Life on pebbles showered with salt spray does not seem a good idea! Germination requires a seed to fall between pebbles and find sediment which contains nutrients. Once established, anchorage must become the first priority. One of Mertensia’s peculiar features is a spirally-twisted tap root extending to a depth of 60 cm (Scott 1963). Presumably this anchor, and the prostrate growth form, help survival during the dreadful storms. Another species that survives these conditions, and often grows alongside Mertensia is Rumex crispa. It too has a tough tap root.

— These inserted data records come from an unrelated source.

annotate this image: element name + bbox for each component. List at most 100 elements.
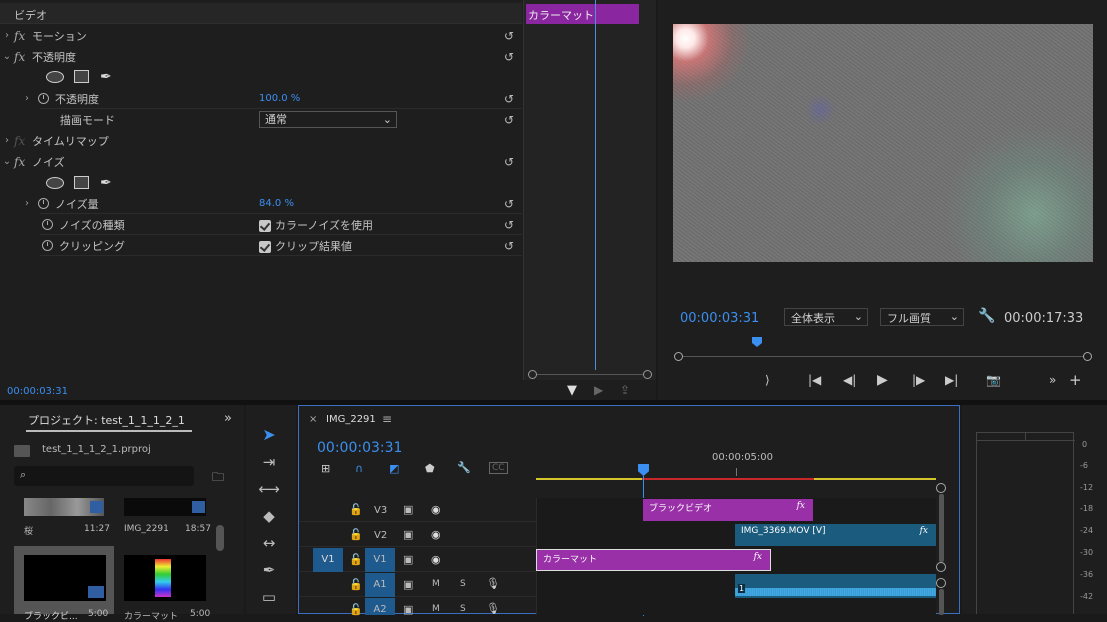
program-scrubber[interactable] [674,337,1092,361]
checkbox-checked-icon[interactable] [259,219,271,232]
chevron-down-icon[interactable]: ⌄ [0,51,14,62]
slip-tool-icon[interactable]: ↔ [258,532,280,554]
mute-button[interactable]: M [432,579,440,589]
param-row-opacity[interactable]: › 不透明度 100.0 % ↺ [0,88,522,109]
reset-icon[interactable]: ↺ [504,92,514,106]
chevron-right-icon[interactable]: › [0,30,14,41]
param-row-clipping[interactable]: クリッピング クリップ結果値 ↺ [0,235,522,256]
pen-mask-icon[interactable]: ✒ [100,69,112,85]
step-back-icon[interactable]: ◀| [843,373,856,387]
rect-mask-icon[interactable] [74,70,89,83]
effect-clip-bar[interactable]: カラーマット [526,4,639,24]
lock-icon[interactable]: 🔓 [349,603,363,616]
lock-icon[interactable]: 🔓 [349,528,363,541]
more-icon[interactable]: » [1049,373,1056,387]
program-video-frame[interactable] [673,24,1093,262]
opacity-value[interactable]: 100.0 % [259,93,300,104]
linked-selection-icon[interactable]: ◩ [389,462,399,475]
go-to-out-icon[interactable]: ▶| [945,373,958,387]
scroll-handle-right[interactable] [643,370,652,379]
mini-scroll-bar[interactable] [528,370,652,379]
pen-mask-icon[interactable]: ✒ [100,175,112,191]
clip-color-matte[interactable]: カラーマット fx [536,549,771,571]
blend-mode-select[interactable]: 通常 ⌄ [259,111,397,128]
eye-icon[interactable]: ◉ [431,553,441,566]
play-icon[interactable]: ▶ [877,372,888,388]
chevron-right-icon[interactable]: › [20,198,34,209]
clip-black-video[interactable]: ブラックビデオ fx [643,499,813,521]
menu-icon[interactable]: ≡ [382,412,392,426]
effect-row-time-remap[interactable]: › fx タイムリマップ [0,130,522,151]
effect-mini-timeline[interactable]: カラーマット [523,0,656,380]
effect-row-noise[interactable]: ⌄ fx ノイズ ↺ [0,151,522,172]
reset-icon[interactable]: ↺ [504,113,514,127]
captions-icon[interactable]: CC [489,462,508,474]
lock-icon[interactable]: 🔓 [349,578,363,591]
ripple-edit-icon[interactable]: ⟷ [258,478,280,500]
zoom-handle-top[interactable] [936,483,946,493]
param-row-noise-type[interactable]: ノイズの種類 カラーノイズを使用 ↺ [0,214,522,235]
vertical-scroll-track[interactable] [939,494,944,562]
clip-result-checkbox[interactable]: クリップ結果値 [259,238,352,254]
expand-panels-icon[interactable]: » [224,411,232,426]
sync-icon[interactable]: ▣ [403,603,413,616]
lock-icon[interactable]: 🔓 [349,503,363,516]
project-tab[interactable]: プロジェクト: test_1_1_1_2_1 [28,412,185,428]
sync-icon[interactable]: ▣ [403,578,413,591]
chevron-down-icon[interactable]: ⌄ [0,156,14,167]
razor-tool-icon[interactable]: ◆ [258,505,280,527]
param-row-noise-amount[interactable]: › ノイズ量 84.0 % ↺ [0,193,522,214]
selection-tool-icon[interactable]: ➤ [258,424,280,446]
ellipse-mask-icon[interactable] [46,176,64,189]
microphone-icon[interactable]: 🎙 [486,602,500,615]
pen-tool-icon[interactable]: ✒ [258,559,280,581]
go-to-in-icon[interactable]: |◀ [808,373,821,387]
chevron-right-icon[interactable]: › [0,135,14,146]
mute-button[interactable]: M [432,604,440,614]
sync-icon[interactable]: ▣ [403,503,413,516]
reset-icon[interactable]: ↺ [504,218,514,232]
step-forward-icon[interactable]: |▶ [912,373,925,387]
new-bin-icon[interactable]: 🗀 [212,468,224,489]
scrollbar[interactable] [216,525,224,551]
track-header-v3[interactable]: 🔓 V3 ▣ ◉ [299,498,536,522]
fx-icon[interactable]: fx [14,155,32,169]
timeline-timecode[interactable]: 00:00:03:31 [317,440,402,456]
reset-icon[interactable]: ↺ [504,50,514,64]
zoom-select[interactable]: 全体表示 ⌄ [784,308,868,326]
effect-timecode[interactable]: 00:00:03:31 [7,386,68,397]
export-icon[interactable]: ⇪ [620,383,630,397]
track-header-v1[interactable]: V1 🔓 V1 ▣ ◉ [299,548,536,572]
stopwatch-icon[interactable] [42,219,53,230]
fx-icon[interactable]: fx [14,29,32,43]
scroll-handle-left[interactable] [674,352,683,361]
fx-icon[interactable]: fx [14,134,32,148]
timeline-tab[interactable]: IMG_2291 [326,414,376,425]
stopwatch-icon[interactable] [42,240,53,251]
track-header-v2[interactable]: 🔓 V2 ▣ ◉ [299,523,536,547]
track-header-a1[interactable]: 🔓 A1 ▣ M S 🎙 [299,573,536,597]
marker-icon[interactable]: ⬟ [425,462,435,475]
eye-icon[interactable]: ◉ [431,528,441,541]
effect-row-motion[interactable]: › fx モーション ↺ [0,25,522,46]
timeline-ruler[interactable]: 00:00:05:00 [536,450,936,482]
mark-out-icon[interactable]: ⟩ [765,373,770,387]
vertical-scroll-track-audio[interactable] [939,589,944,615]
checkbox-checked-icon[interactable] [259,240,271,253]
lock-icon[interactable]: 🔓 [349,553,363,566]
track-header-a2[interactable]: 🔓 A2 ▣ M S 🎙 [299,598,536,616]
filter-icon[interactable]: ▼ [567,383,577,398]
color-noise-checkbox[interactable]: カラーノイズを使用 [259,217,373,233]
stopwatch-icon[interactable] [38,198,49,209]
snap-magnet-icon[interactable]: ∩ [355,462,363,475]
settings-wrench-icon[interactable]: 🔧 [457,461,471,474]
solo-button[interactable]: S [460,604,466,614]
ellipse-mask-icon[interactable] [46,70,64,83]
scroll-handle-right[interactable] [1083,352,1092,361]
project-search-input[interactable]: ⌕ [14,466,194,486]
program-timecode[interactable]: 00:00:03:31 [680,311,759,326]
microphone-icon[interactable]: 🎙 [486,577,500,590]
stopwatch-icon[interactable] [38,93,49,104]
reset-icon[interactable]: ↺ [504,29,514,43]
eye-icon[interactable]: ◉ [431,503,441,516]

Like Honckenya peploides it has a circumpolar distribution, although it has different subspecies names in different regions. In Japan it is subspecies asiatica, in the Russian Far-east it is czukotica, in Arctic Canada they call it subspecies tenelle and elsewhere (including the British Isles) it is subspecies maritima.
It is a favourite of artists http://sbac.org.uk/stories/oyster-plant/ and photographers (https://www.jeremybartlett.co.uk/2019/01/23/oysterplant-mertensia-maritima/). Gardeners like it too. You can buy seeds online.
Burnett JH (1964) The Vegetation of Scotland. Oliver and Boyd, Edinburgh.
Delort E, Jaquier A, Chapuis C et al. (2012) Volatile composition of Oyster Leaf (Mertensia maritima (L) Gray). Journal of Agricultural and Food Chemistry 60, 11681-11690.
Kenworthy JB (1976) John Anthony’s Flora of Sutherland. Botanical Society of Scotland.
Scott GAM (1963) Mertensia maritima (L) Gray,S.F. Journal of Ecology 51, 743-754.